The dynamics of a virtual meeting are quite different than those of an in-person meeting, and we note certain benefits and drawbacks. The biggest drawbacks are the most obvious ones; there is no opportunity for the chance in person interactions (e.g. during a coffee break) that can be so gratifying, especially at smaller meetings like RECOMB-Seq. Also, while remote attendance allows synchronous interaction from participants across the world, these participants still reside in their own local time zones, making attendance of certain parts of the meeting more difficult for some than others. However, there were clear benefits as well. The recording of the talks was generally well received. The video conference format also allows for a broader diversity in the way in which questions are asked and fielded by speakers. In addition to directly asking questions, audience members may also type their questions to be read by speakers directly or chosen by session moderators. This may appeal to attendees who are more comfortable formulating their question in writing than having to ask it in real time in front of the audience. Further, the video conference format chat allows for a discussion, via chat, with presenters and other audience members, which seems to add to the experience. These benefits suggest that, even when in-person meetings resume, there may be reasons to consider allowing remote attendance or to avail ourselves of some of the technical capabilities offered by large-scale videoconferencing software. These are possibilities that RECOMB-Seq may consider going forward.
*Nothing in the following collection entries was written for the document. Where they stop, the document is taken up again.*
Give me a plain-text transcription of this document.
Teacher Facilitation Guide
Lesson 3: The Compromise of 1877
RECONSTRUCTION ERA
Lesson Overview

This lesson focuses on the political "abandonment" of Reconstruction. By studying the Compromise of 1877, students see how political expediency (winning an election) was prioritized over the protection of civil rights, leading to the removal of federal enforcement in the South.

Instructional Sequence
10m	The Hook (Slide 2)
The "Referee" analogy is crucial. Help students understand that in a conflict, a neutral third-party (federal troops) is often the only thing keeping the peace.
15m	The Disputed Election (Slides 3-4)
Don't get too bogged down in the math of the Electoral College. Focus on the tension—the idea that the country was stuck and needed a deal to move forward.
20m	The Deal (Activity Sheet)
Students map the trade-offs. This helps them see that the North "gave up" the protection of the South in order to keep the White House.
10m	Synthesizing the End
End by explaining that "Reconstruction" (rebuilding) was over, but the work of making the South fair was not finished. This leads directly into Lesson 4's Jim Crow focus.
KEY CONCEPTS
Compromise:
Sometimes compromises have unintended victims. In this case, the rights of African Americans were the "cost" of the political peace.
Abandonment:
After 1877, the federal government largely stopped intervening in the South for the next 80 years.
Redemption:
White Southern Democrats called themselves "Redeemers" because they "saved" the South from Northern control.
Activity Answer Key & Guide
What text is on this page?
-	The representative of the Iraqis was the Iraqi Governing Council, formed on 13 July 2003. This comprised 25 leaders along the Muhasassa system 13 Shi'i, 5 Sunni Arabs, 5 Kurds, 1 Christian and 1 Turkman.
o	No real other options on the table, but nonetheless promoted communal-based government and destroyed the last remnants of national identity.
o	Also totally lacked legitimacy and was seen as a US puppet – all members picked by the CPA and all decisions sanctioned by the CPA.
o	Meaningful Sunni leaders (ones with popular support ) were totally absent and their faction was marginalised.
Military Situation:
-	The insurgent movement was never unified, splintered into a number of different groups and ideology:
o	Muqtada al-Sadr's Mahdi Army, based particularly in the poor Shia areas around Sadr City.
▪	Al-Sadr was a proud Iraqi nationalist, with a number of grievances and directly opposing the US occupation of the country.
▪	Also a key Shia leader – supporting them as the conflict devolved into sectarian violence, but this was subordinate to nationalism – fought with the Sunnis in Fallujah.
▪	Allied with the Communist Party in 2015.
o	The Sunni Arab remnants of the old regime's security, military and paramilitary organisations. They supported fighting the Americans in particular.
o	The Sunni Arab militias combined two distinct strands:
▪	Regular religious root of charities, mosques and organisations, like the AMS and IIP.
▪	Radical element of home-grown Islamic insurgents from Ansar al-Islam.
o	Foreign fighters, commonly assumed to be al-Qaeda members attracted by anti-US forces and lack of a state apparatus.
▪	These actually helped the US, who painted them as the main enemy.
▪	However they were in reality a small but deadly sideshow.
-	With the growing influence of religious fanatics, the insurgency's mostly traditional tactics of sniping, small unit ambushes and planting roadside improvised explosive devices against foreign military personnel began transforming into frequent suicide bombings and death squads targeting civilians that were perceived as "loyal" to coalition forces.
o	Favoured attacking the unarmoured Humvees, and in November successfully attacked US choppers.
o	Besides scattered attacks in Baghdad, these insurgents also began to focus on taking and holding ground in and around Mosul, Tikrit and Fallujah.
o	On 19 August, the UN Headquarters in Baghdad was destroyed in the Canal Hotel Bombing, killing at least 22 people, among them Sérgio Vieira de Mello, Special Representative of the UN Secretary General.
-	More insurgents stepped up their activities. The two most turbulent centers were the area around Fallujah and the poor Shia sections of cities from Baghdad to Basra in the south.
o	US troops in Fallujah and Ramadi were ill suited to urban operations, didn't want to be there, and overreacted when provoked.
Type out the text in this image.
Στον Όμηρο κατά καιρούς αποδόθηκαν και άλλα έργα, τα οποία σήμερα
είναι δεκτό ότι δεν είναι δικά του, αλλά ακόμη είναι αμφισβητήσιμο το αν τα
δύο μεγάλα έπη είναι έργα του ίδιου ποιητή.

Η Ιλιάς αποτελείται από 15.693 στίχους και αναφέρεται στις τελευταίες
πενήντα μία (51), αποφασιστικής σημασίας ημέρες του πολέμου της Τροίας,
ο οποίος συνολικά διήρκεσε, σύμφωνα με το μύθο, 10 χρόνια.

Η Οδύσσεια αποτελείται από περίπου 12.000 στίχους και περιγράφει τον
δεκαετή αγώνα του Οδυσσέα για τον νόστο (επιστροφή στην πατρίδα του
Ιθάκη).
The success of the conference was due to the hard work of many people. We want to thank the speakers for their excellent talks, the program committee for their hard work in reviewing and selecting the scientific program, and the steering committee of RECOMB-Seq for their support. Finally, we would especially like to thank the organizing committee at University of Padua for making RECOMB-Seq a success despite the difficult circumstances caused by the COVID-19 pandemic. As we reflect back on 10 years of RECOMB-Seq and look forward to RECOMB-Seq 2021, it is certainly clear that the need for algorithm development for massively parallel sequencing data is as pressing and important as ever and that the RECOMB-Seq community continues to rise to this challenge.